Class DocumentSplitters

java.lang.Object
dev.langchain4j.data.document.splitter.DocumentSplitters

public class DocumentSplitters extends Object
  • Constructor Details

    • DocumentSplitters

      public DocumentSplitters()
  • Method Details

    • recursive

      public static DocumentSplitter recursive(int maxSegmentSizeInTokens, int maxOverlapSizeInTokens, Tokenizer tokenizer)
      This is a recommended DocumentSplitter for generic text. It tries to split the document into paragraphs first and fits as many paragraphs into a single TextSegment as possible. If some paragraphs are too long, they are recursively split into lines, then sentences, then words, and then characters until they fit into a segment.
      Parameters:
      maxSegmentSizeInTokens - The maximum size of the segment, defined in tokens.
      maxOverlapSizeInTokens - The maximum size of the overlap, defined in tokens.
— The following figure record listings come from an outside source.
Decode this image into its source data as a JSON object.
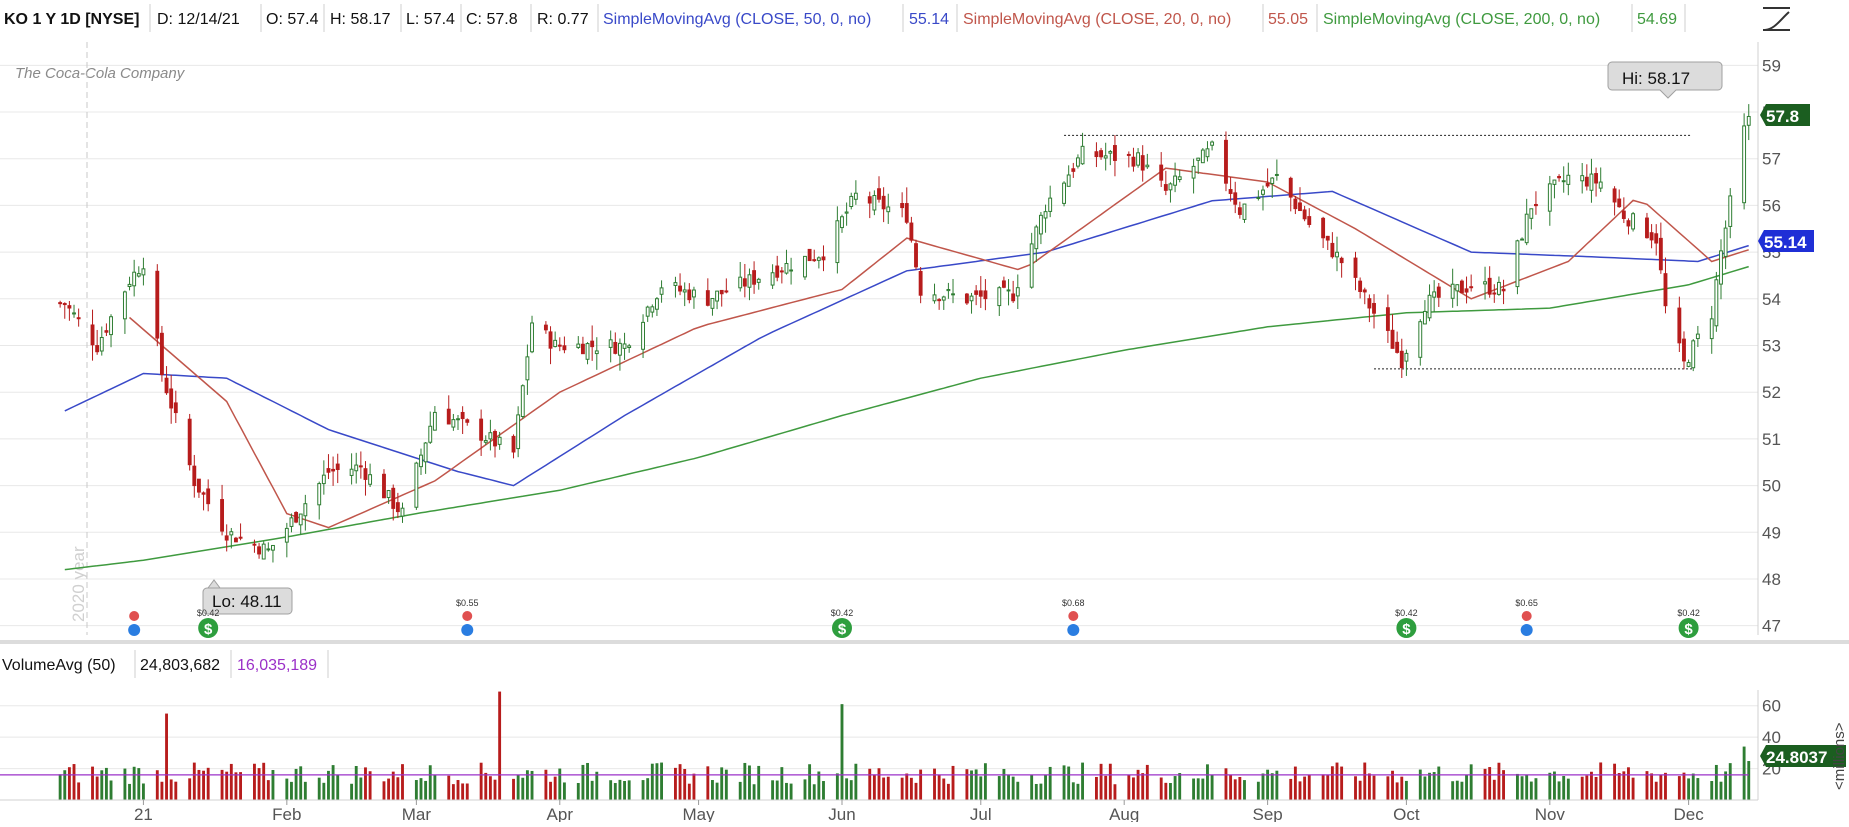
{
  "header": {
    "symbol": "KO 1 Y 1D [NYSE]",
    "date": "D: 12/14/21",
    "open": "O: 57.4",
    "high": "H: 58.17",
    "low": "L: 57.4",
    "close": "C: 57.8",
    "range": "R: 0.77",
    "sma50_label": "SimpleMovingAvg (CLOSE, 50, 0, no)",
    "sma50_value": "55.14",
    "sma20_label": "SimpleMovingAvg (CLOSE, 20, 0, no)",
    "sma20_value": "55.05",
    "sma200_label": "SimpleMovingAvg (CLOSE, 200, 0, no)",
    "sma200_value": "54.69"
  },
  "logo_text": "The Coca-Cola Company",
  "watermark": "2020 year",
  "hi_label": "Hi: 58.17",
  "lo_label": "Lo: 48.11",
  "price_badge": "57.8",
  "sma_badge": "55.14",
  "volume_header": {
    "label": "VolumeAvg (50)",
    "value": "24,803,682",
    "avg": "16,035,189"
  },
  "volume_badge": "24.8037",
  "volume_unit": "<millions>",
  "colors": {
    "up": "#2e7d32",
    "down": "#b71c1c",
    "sma50": "#3949c8",
    "sma20": "#c0564b",
    "sma200": "#3f9a3f",
    "volavg": "#9b30c8",
    "grid": "#e8e8e8"
  },
  "chart_data": [
    {
      "type": "candlestick",
      "title": "KO 1 Y 1D [NYSE]",
      "ylim": [
        46.8,
        59.5
      ],
      "y_ticks": [
        47,
        48,
        49,
        50,
        51,
        52,
        53,
        54,
        55,
        56,
        57,
        58,
        59
      ],
      "x_ticks": [
        "21",
        "Feb",
        "Mar",
        "Apr",
        "May",
        "Jun",
        "Jul",
        "Aug",
        "Sep",
        "Oct",
        "Nov",
        "Dec"
      ],
      "resistance": 57.5,
      "support": 52.5,
      "close_key_points": [
        [
          "2020-12-15",
          53.9
        ],
        [
          "2020-12-22",
          53.0
        ],
        [
          "2020-12-29",
          54.4
        ],
        [
          "2021-01-01",
          54.8
        ],
        [
          "2021-01-05",
          52.4
        ],
        [
          "2021-01-12",
          50.1
        ],
        [
          "2021-01-19",
          49.0
        ],
        [
          "2021-01-28",
          48.6
        ],
        [
          "2021-02-01",
          49.1
        ],
        [
          "2021-02-10",
          50.3
        ],
        [
          "2021-02-17",
          50.4
        ],
        [
          "2021-02-26",
          49.4
        ],
        [
          "2021-03-05",
          51.6
        ],
        [
          "2021-03-15",
          51.1
        ],
        [
          "2021-03-22",
          50.7
        ],
        [
          "2021-03-26",
          53.5
        ],
        [
          "2021-03-31",
          53.0
        ],
        [
          "2021-04-15",
          53.0
        ],
        [
          "2021-04-23",
          54.3
        ],
        [
          "2021-05-03",
          54.0
        ],
        [
          "2021-05-17",
          54.6
        ],
        [
          "2021-05-28",
          55.0
        ],
        [
          "2021-06-04",
          56.2
        ],
        [
          "2021-06-15",
          55.8
        ],
        [
          "2021-06-18",
          54.2
        ],
        [
          "2021-06-28",
          54.0
        ],
        [
          "2021-07-08",
          54.1
        ],
        [
          "2021-07-15",
          56.0
        ],
        [
          "2021-07-23",
          57.1
        ],
        [
          "2021-08-04",
          57.0
        ],
        [
          "2021-08-10",
          56.3
        ],
        [
          "2021-08-20",
          57.2
        ],
        [
          "2021-08-26",
          55.9
        ],
        [
          "2021-09-03",
          56.6
        ],
        [
          "2021-09-10",
          55.6
        ],
        [
          "2021-09-17",
          54.8
        ],
        [
          "2021-09-24",
          53.7
        ],
        [
          "2021-09-30",
          52.7
        ],
        [
          "2021-10-05",
          53.9
        ],
        [
          "2021-10-15",
          54.3
        ],
        [
          "2021-10-22",
          54.2
        ],
        [
          "2021-10-28",
          56.0
        ],
        [
          "2021-11-05",
          56.6
        ],
        [
          "2021-11-12",
          56.5
        ],
        [
          "2021-11-17",
          55.8
        ],
        [
          "2021-11-24",
          55.3
        ],
        [
          "2021-11-26",
          53.8
        ],
        [
          "2021-11-30",
          52.6
        ],
        [
          "2021-12-06",
          53.7
        ],
        [
          "2021-12-08",
          55.0
        ],
        [
          "2021-12-13",
          57.6
        ],
        [
          "2021-12-14",
          57.8
        ]
      ],
      "series": [
        {
          "name": "SimpleMovingAvg (CLOSE, 50, 0, no)",
          "end_value": 55.14,
          "points": [
            [
              "2020-12-15",
              51.6
            ],
            [
              "2021-01-01",
              52.4
            ],
            [
              "2021-01-19",
              52.3
            ],
            [
              "2021-02-10",
              51.2
            ],
            [
              "2021-03-10",
              50.3
            ],
            [
              "2021-03-22",
              50.0
            ],
            [
              "2021-04-15",
              51.5
            ],
            [
              "2021-05-15",
              53.2
            ],
            [
              "2021-06-15",
              54.6
            ],
            [
              "2021-07-15",
              55.0
            ],
            [
              "2021-08-20",
              56.1
            ],
            [
              "2021-09-15",
              56.3
            ],
            [
              "2021-10-15",
              55.0
            ],
            [
              "2021-11-10",
              54.9
            ],
            [
              "2021-12-03",
              54.8
            ],
            [
              "2021-12-14",
              55.14
            ]
          ]
        },
        {
          "name": "SimpleMovingAvg (CLOSE, 20, 0, no)",
          "end_value": 55.05,
          "points": [
            [
              "2020-12-29",
              53.6
            ],
            [
              "2021-01-19",
              51.8
            ],
            [
              "2021-02-01",
              49.4
            ],
            [
              "2021-02-10",
              49.1
            ],
            [
              "2021-03-05",
              50.1
            ],
            [
              "2021-04-01",
              52.0
            ],
            [
              "2021-05-01",
              53.4
            ],
            [
              "2021-06-01",
              54.2
            ],
            [
              "2021-06-15",
              55.3
            ],
            [
              "2021-07-10",
              54.6
            ],
            [
              "2021-08-10",
              56.8
            ],
            [
              "2021-09-01",
              56.5
            ],
            [
              "2021-09-20",
              55.5
            ],
            [
              "2021-10-15",
              54.0
            ],
            [
              "2021-11-05",
              54.8
            ],
            [
              "2021-11-20",
              56.2
            ],
            [
              "2021-12-06",
              54.8
            ],
            [
              "2021-12-14",
              55.05
            ]
          ]
        },
        {
          "name": "SimpleMovingAvg (CLOSE, 200, 0, no)",
          "end_value": 54.69,
          "points": [
            [
              "2020-12-15",
              48.2
            ],
            [
              "2021-01-01",
              48.4
            ],
            [
              "2021-02-01",
              48.9
            ],
            [
              "2021-03-01",
              49.4
            ],
            [
              "2021-04-01",
              49.9
            ],
            [
              "2021-05-01",
              50.6
            ],
            [
              "2021-06-01",
              51.5
            ],
            [
              "2021-07-01",
              52.3
            ],
            [
              "2021-08-01",
              52.9
            ],
            [
              "2021-09-01",
              53.4
            ],
            [
              "2021-10-01",
              53.7
            ],
            [
              "2021-11-01",
              53.8
            ],
            [
              "2021-12-01",
              54.3
            ],
            [
              "2021-12-14",
              54.69
            ]
          ]
        }
      ],
      "annotations": {
        "high": {
          "date": "2021-12-14",
          "value": 58.17
        },
        "low": {
          "date": "2021-01-29",
          "value": 48.11
        }
      },
      "dividends": [
        {
          "date": "2020-12-30",
          "label": "",
          "kind": "ex-date"
        },
        {
          "date": "2021-01-15",
          "label": "$0.42",
          "kind": "payment"
        },
        {
          "date": "2021-03-12",
          "label": "$0.55",
          "kind": "earnings"
        },
        {
          "date": "2021-06-01",
          "label": "$0.42",
          "kind": "payment"
        },
        {
          "date": "2021-07-21",
          "label": "$0.68",
          "kind": "earnings"
        },
        {
          "date": "2021-10-01",
          "label": "$0.42",
          "kind": "payment"
        },
        {
          "date": "2021-10-27",
          "label": "$0.65",
          "kind": "earnings"
        },
        {
          "date": "2021-12-01",
          "label": "$0.42",
          "kind": "payment"
        }
      ]
    },
    {
      "type": "bar",
      "title": "VolumeAvg (50)",
      "ylabel": "<millions>",
      "ylim": [
        0,
        70
      ],
      "y_ticks": [
        20,
        40,
        60
      ],
      "spikes": [
        [
          "2021-01-06",
          55
        ],
        [
          "2021-03-19",
          69
        ],
        [
          "2021-06-01",
          61
        ],
        [
          "2021-12-13",
          34
        ]
      ],
      "avg_level": 16.0,
      "last_value": 24.8037
    }
  ]
}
Only full sentences are considered for the overlap.
      tokenizer - The tokenizer that is used to count tokens in the text.
      Returns:
      recursive document splitter
    • recursive

      public static DocumentSplitter recursive(int maxSegmentSizeInChars, int maxOverlapSizeInChars)
      This is a recommended DocumentSplitter for generic text. It tries to split the document into paragraphs first and fits as many paragraphs into a single TextSegment as possible. If some paragraphs are too long, they are recursively split into lines, then sentences, then words, and then characters until they fit into a segment.
      Parameters:
      maxSegmentSizeInChars - The maximum size of the segment, defined in characters.
      maxOverlapSizeInChars - The maximum size of the overlap, defined in characters. Only full sentences are considered for the overlap.
      Returns:
      recursive document splitter